Gogeh Sabz and other greenery
Also known as small sour (unripened) green plums. An essential part of springtime, to be eaten cool (or warm) with salt (or without)…I found them on a tree in the middle of the city, I quickly proceeded to gather up a handful and eat them. In other greenery news, guess what the group spotted (in a very busy downtown area) growing a few hundred feet from our apt? Take a look at the picture…incase you’re wondering, I didn’t gobble this up, but it is amusing what one can find when they look.
Thursday, June 19, 2008
Meet the Gang
Last night Jenna arrived, (she and I are sharing a room) and in the morning we all awoke to rain and our orientation with Beata, her daughter, an artist and a horse archer (also named Beata) and the other artists. Although I had done a bit of research on the work of the other artists before I arrived at the residency, I was happy to meet such a down to earth and talented group of people. I’d like to introduce you to each of them and encourage you to go look at their work:
My roomies:
Odette – odetteengland.com (From London, originally from S.Australia)

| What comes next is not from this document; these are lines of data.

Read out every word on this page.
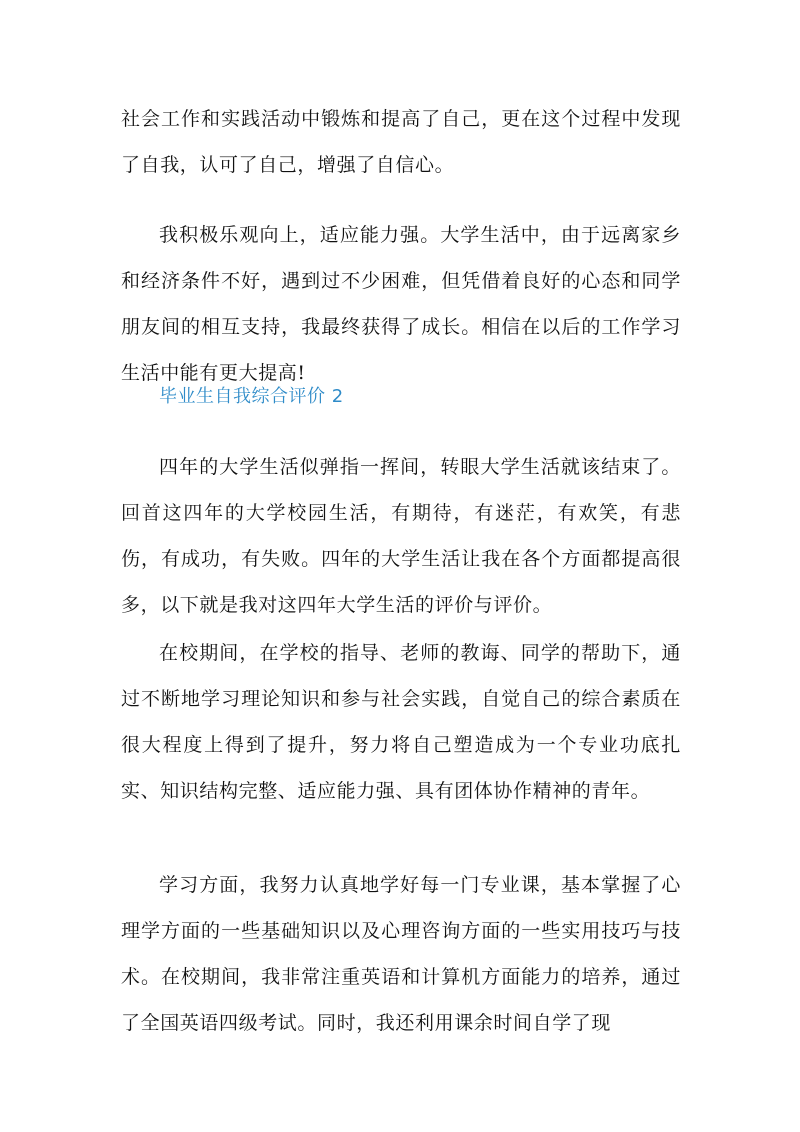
社会工作和实践活动中锻炼和提高了自己，更在这个过程中发现了自我，认可了自己，增强了自信心。

我积极乐观向上，适应能力强。大学生活中，由于远离家乡和经济条件不好，遇到过不少困难，但凭借着良好的心态和同学朋友间的相互支持，我最终获得了成长。相信在以后的工作学习生活中能有更大提高!

毕业生自我综合评价 2

四年的大学生活似弹指一挥间，转眼大学生活就该结束了。回首这四年的大学校园生活，有期待，有迷茫，有欢笑，有悲伤，有成功，有失败。四年的大学生活让我在各个方面都提高很多，以下就是我对这四年大学生活的评价与评价。

在校期间，在学校的指导、老师的教诲、同学的帮助下，通过不断地学习理论知识和参与社会实践，自觉自己的综合素质在很大程度上得到了提升，努力将自己塑造成为一个专业功底扎实、知识结构完整、适应能力强、具有团体协作精神的青年。

学习方面，我努力认真地学好每一门专业课，基本掌握了心理学方面的一些基础知识以及心理咨询方面的一些实用技巧与技术。在校期间，我非常注重英语和计算机方面能力的培养，通过了全国英语四级考试。同时，我还利用课余时间自学了现
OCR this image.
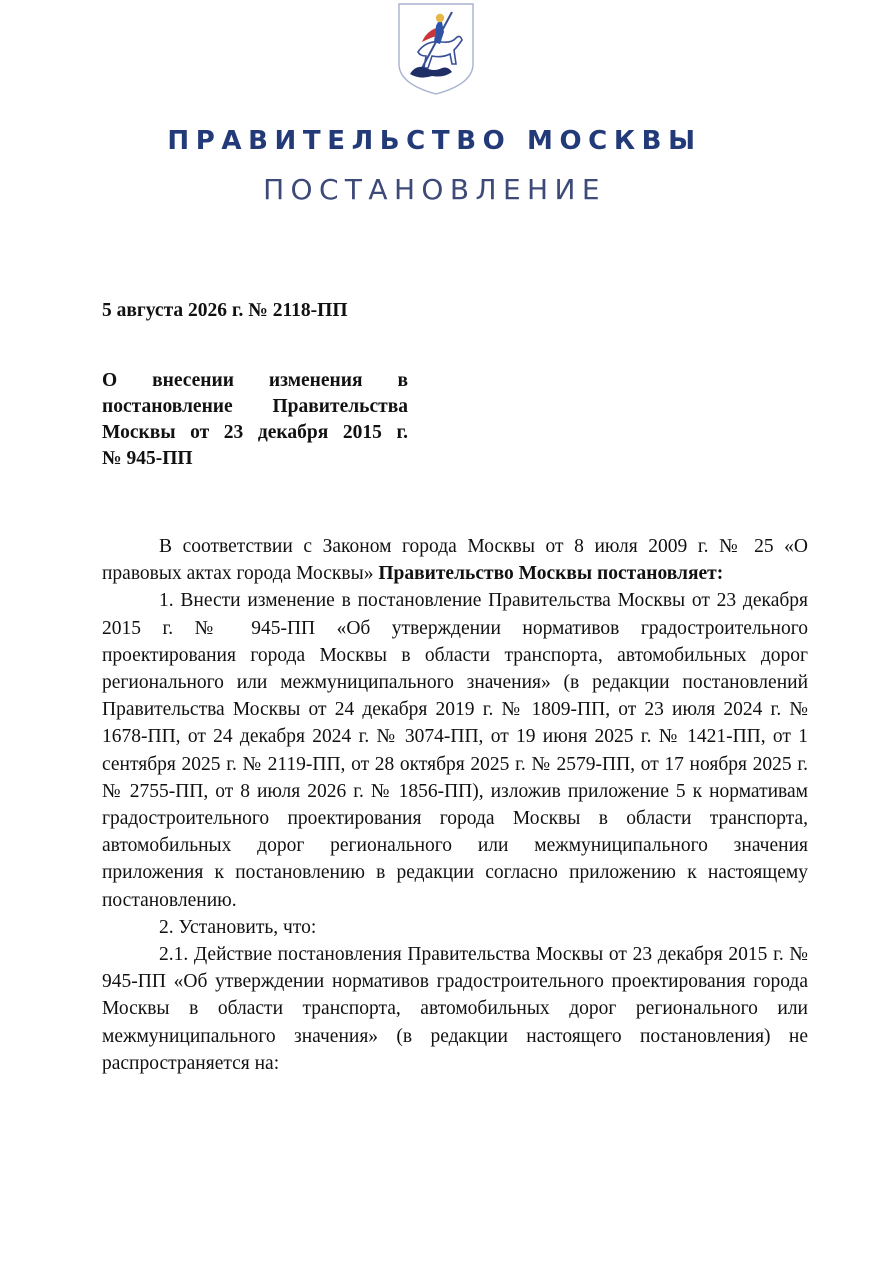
ПРАВИТЕЛЬСТВО МОСКВЫ
ПОСТАНОВЛЕНИЕ
5 августа 2026 г. № 2118-ПП
О внесении изменения в
постановление Правительства
Москвы от 23 декабря 2015 г.
№ 945-ПП

В соответствии с Законом города Москвы от 8 июля 2009 г. № 25 «О правовых актах города Москвы» Правительство Москвы постановляет:

1. Внести изменение в постановление Правительства Москвы от 23 декабря 2015 г. № 945-ПП «Об утверждении нормативов градостроительного проектирования города Москвы в области транспорта, автомобильных дорог регионального или межмуниципального значения» (в редакции постановлений Правительства Москвы от 24 декабря 2019 г. № 1809-ПП, от 23 июля 2024 г. № 1678-ПП, от 24 декабря 2024 г. № 3074-ПП, от 19 июня 2025 г. № 1421-ПП, от 1 сентября 2025 г. № 2119-ПП, от 28 октября 2025 г. № 2579-ПП, от 17 ноября 2025 г. № 2755-ПП, от 8 июля 2026 г. № 1856-ПП), изложив приложение 5 к нормативам градостроительного проектирования города Москвы в области транспорта, автомобильных дорог регионального или межмуниципального значения приложения к постановлению в редакции согласно приложению к настоящему постановлению.

2. Установить, что:

2.1. Действие постановления Правительства Москвы от 23 декабря 2015 г. № 945-ПП «Об утверждении нормативов градостроительного проектирования города Москвы в области транспорта, автомобильных дорог регионального или межмуниципального значения» (в редакции настоящего постановления) не распространяется на:
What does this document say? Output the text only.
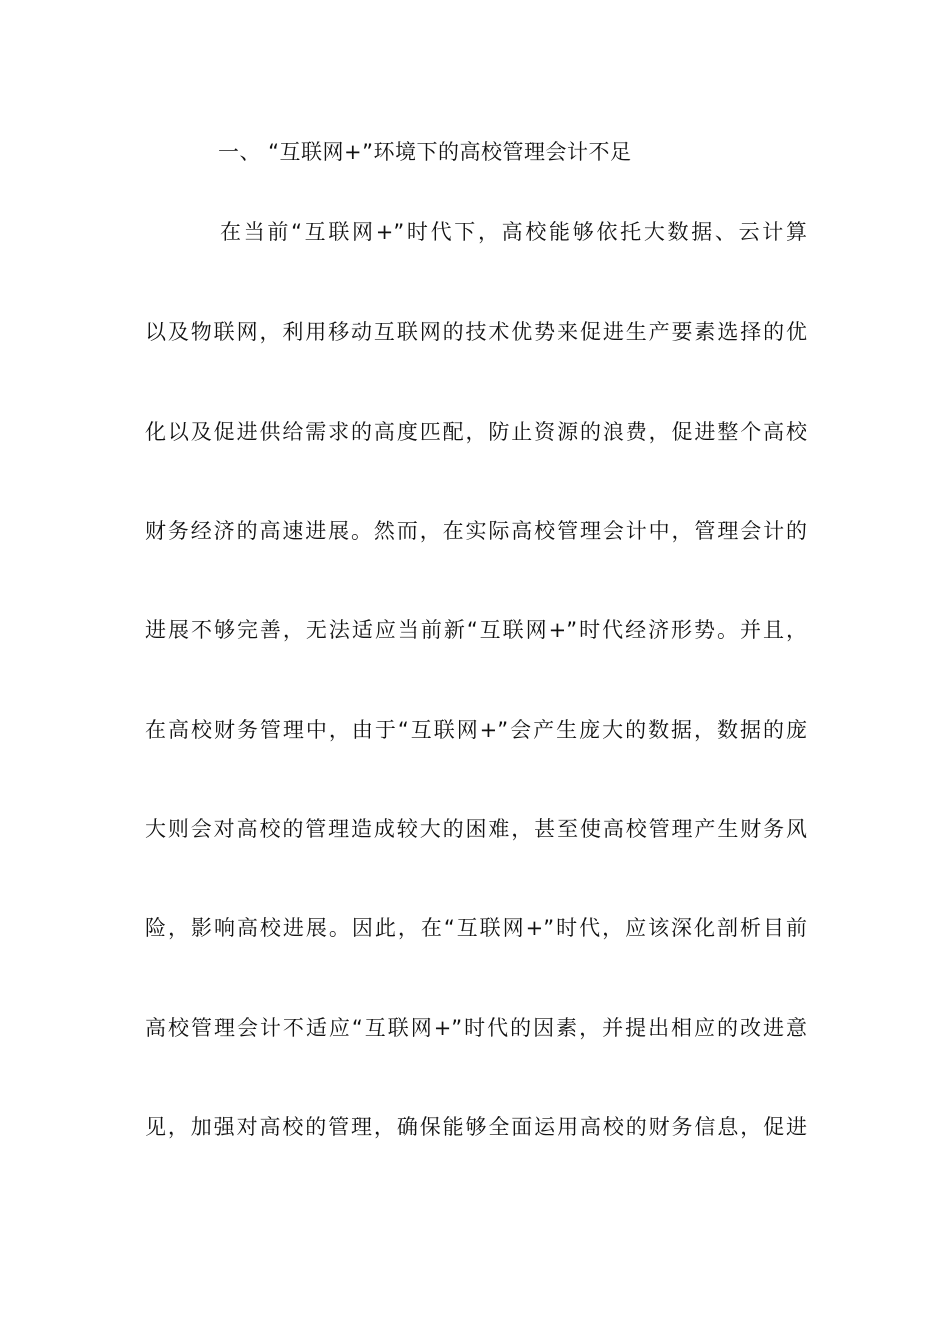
一、 “互联网+”环境下的高校管理会计不足
在当前“互联网+”时代下，高校能够依托大数据、云计算
以及物联网，利用移动互联网的技术优势来促进生产要素选择的优
化以及促进供给需求的高度匹配，防止资源的浪费，促进整个高校
财务经济的高速进展。然而，在实际高校管理会计中，管理会计的
进展不够完善，无法适应当前新“互联网+”时代经济形势。并且，
在高校财务管理中，由于“互联网+”会产生庞大的数据，数据的庞
大则会对高校的管理造成较大的困难，甚至使高校管理产生财务风
险，影响高校进展。因此，在“互联网+”时代，应该深化剖析目前
高校管理会计不适应“互联网+”时代的因素，并提出相应的改进意
见，加强对高校的管理，确保能够全面运用高校的财务信息，促进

Jenna – jennaspevack.com (from I heart NY)
The boys:
Andreas: myspace.com/andreaspapanastasiu (London, originally from Greece)
Gregory: gregoryeuclide.com (Minnesota)
Howard: iceboxminnesota.com (Minnesota – born in the same hospital as Bobby Dylan)
Benjamin: benjaminpage.net (Pasadena, California)
Afterwards, when all the clouds were gone and we were “sure” there would be no more rain, I trekked across town (this was a massive walk, if you’re from LA, then imagine walking from Santa Monica and Pacific, then east on any East/West street to where the 101 freeway crosses Sunset – in the rain) to see the Ludwig Museum (and a Simon Starling exhibit). Along the way, there was much picture making, getting caught in a rainstorm (soaked to the bone, no umbrella), and finding a wonderful indoor marketplace full of paprika stands, meats, strudel and embroidered items. At Ludwig I found Gregory and we both (apparently having lost our minds) decided to walk around the Buda side on the return and over the chain bridge. Along the looooonnnnngggg way home, we saw the university, stopped for drinks at the historic Gellert Hotel, saw the castle and enjoyed a brief stop at the uber cool Sofitel hotel on the Pest side. Take a look at some of the sites (see picts).